Various factors can play a role in sexual dissatisfaction or dysfunction. These factors tend to be interrelated.

  • Physical.  Physical conditions that may lead to sexual problems include: arthritis, urinary or bowel difficulties, pelvic surgery, fatigue, headaches, other pain problems, and neurological disorder. Medications, including some antidepressants, blood pressure medications, antihistamines and chemotherapy drugs, can decline your sex drive and your body's ability to experience orgasm.
  • Hormonal. Lower estrogen levels after have gone through menopause may have changed your genital tissues and sexual responsiveness. The folds of skin that cover your genital area (labia) become thinner, exposing more of the clitoris. This increased exposure sometimes reduces the sensitivity of the clitoris.The vaginal lining usually becomes thinner and less elastic, especially if you're not sexually active, causing a need for more stimulation to relax and lubricate before intercourse. These factors can lead to painful intercourse (dyspareunia), and it may take longer to experience orgasm. Your body's hormone levels also shift after giving birth and while breast-feeding, which can cause vaginal dryness and can affect your desire to have sex.
  • Psychological and social. Untreated anxiety or depression can contribute to sexual dysfunction. The worries of pregnancy and demands of being a new mother may have similar effects. Cultural and religious issues and problems with body image also may contribute.

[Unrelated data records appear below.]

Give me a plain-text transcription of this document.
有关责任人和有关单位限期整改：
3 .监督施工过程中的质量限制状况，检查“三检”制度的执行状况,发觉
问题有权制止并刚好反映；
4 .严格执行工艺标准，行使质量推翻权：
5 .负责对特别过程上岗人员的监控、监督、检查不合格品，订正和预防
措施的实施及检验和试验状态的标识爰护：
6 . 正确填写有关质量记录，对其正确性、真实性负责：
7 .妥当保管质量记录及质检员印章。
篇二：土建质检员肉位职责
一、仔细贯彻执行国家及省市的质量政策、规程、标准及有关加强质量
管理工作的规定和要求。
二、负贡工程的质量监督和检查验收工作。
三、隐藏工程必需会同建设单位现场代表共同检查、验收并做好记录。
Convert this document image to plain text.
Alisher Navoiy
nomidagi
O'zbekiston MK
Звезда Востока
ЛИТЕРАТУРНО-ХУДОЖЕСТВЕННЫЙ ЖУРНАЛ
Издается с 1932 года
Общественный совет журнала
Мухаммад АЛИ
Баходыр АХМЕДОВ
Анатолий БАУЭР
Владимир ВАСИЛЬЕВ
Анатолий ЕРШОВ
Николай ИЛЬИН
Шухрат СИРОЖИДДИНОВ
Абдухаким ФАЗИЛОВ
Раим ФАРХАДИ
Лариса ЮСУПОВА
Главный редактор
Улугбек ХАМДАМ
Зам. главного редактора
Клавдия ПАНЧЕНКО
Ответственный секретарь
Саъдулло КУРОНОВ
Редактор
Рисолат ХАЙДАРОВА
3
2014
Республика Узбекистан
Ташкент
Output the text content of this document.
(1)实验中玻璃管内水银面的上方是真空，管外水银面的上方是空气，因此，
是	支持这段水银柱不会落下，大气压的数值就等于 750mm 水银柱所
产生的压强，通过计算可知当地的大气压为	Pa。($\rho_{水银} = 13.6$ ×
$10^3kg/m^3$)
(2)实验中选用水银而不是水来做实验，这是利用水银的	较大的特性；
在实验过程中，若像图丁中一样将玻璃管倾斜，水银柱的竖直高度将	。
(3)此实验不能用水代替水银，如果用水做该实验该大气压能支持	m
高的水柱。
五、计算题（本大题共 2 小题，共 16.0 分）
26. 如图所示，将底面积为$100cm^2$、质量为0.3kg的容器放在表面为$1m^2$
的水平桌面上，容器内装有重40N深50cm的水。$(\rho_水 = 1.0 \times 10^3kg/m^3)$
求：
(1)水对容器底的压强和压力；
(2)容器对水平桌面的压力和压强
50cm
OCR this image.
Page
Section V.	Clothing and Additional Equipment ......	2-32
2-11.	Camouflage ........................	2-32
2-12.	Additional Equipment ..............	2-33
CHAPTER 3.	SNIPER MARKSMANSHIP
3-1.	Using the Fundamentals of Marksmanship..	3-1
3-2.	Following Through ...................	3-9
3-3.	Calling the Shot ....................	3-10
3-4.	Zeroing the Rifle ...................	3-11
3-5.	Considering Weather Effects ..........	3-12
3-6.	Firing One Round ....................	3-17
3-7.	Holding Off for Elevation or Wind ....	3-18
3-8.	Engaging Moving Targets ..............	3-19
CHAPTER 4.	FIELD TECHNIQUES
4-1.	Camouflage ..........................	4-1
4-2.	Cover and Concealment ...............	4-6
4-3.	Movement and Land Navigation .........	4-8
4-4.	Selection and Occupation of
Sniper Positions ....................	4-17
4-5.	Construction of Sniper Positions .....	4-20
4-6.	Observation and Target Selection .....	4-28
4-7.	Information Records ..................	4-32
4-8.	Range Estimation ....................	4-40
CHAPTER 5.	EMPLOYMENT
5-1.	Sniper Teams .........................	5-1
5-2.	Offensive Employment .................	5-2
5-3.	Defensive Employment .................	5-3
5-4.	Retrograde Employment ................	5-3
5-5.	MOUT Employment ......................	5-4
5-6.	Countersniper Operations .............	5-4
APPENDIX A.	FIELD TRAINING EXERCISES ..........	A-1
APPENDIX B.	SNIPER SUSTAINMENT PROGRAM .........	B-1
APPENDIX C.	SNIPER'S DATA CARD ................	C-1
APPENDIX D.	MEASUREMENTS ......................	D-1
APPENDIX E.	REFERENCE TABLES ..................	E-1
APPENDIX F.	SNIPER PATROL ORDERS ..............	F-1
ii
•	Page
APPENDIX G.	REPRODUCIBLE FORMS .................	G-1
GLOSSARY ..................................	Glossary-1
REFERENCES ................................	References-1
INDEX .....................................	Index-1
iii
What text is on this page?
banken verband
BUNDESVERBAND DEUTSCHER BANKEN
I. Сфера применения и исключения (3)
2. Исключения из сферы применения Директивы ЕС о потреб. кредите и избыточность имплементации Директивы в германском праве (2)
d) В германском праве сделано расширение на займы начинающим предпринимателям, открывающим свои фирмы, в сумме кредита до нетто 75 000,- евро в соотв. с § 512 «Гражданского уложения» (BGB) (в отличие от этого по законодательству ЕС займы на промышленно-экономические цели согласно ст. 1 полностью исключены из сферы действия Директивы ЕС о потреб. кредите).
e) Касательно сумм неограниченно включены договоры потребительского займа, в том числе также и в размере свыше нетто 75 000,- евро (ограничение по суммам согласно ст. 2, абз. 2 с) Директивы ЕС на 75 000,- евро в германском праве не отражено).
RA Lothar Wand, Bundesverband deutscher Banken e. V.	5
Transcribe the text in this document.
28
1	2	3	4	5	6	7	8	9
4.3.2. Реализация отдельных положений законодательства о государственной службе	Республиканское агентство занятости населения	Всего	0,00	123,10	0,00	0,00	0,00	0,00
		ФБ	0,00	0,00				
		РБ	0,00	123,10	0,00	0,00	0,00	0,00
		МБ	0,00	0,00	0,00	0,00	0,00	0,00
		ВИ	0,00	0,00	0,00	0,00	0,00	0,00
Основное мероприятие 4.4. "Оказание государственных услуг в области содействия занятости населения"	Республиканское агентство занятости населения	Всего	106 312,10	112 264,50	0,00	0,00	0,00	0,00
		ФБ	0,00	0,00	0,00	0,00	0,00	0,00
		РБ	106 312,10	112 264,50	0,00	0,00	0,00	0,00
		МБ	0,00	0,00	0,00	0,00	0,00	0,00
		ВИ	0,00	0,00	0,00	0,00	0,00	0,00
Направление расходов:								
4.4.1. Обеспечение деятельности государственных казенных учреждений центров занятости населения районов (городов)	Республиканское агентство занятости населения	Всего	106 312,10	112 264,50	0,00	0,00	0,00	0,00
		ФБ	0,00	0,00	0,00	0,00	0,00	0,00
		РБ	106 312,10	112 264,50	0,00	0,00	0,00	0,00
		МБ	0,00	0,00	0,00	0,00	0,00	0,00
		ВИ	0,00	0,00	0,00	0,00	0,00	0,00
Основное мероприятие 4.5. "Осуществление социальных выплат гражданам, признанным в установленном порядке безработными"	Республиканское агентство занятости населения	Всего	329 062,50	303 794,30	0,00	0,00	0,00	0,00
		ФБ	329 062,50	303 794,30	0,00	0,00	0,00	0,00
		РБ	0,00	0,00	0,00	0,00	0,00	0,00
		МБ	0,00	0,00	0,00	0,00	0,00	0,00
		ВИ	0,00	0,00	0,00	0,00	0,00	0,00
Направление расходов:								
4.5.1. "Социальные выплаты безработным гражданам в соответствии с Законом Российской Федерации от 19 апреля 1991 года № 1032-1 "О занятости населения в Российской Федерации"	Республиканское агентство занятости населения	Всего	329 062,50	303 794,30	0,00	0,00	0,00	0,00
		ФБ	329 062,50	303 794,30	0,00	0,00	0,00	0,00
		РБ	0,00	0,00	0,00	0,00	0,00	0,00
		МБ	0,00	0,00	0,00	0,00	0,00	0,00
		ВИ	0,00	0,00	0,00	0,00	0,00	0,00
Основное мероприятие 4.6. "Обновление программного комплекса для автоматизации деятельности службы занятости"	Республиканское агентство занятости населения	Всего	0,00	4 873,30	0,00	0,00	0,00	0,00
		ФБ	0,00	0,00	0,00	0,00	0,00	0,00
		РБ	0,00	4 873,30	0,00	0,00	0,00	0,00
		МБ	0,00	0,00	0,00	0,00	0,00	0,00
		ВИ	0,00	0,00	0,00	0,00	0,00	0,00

Women with sexual concerns most often benefit from a combined treatment approach that addresses medical as well as relationship and emotional issues. Nonmedical treatment A doctor may start you off with nonmedical practices to try and regain sexual pleasure. These methods include;

  • Talk and listen.
  • Practice healthy lifestyle habits
  • Seek counseling
  • Use a lubricant
  • Try a device
Medical treatments Medications are used when trying nonmedical methods have failed. Types of medical treatments include;
  • Estrogen therapy
  • Androgen therapy
The risks of hormone therapy varies, depending on whether estrogen is given alone or with a progestin, your age, the dose and type of hormone, and health related issues; such as your risks of heart and blood vessel disease and cancer. Talk with your doctor about benefits and risks.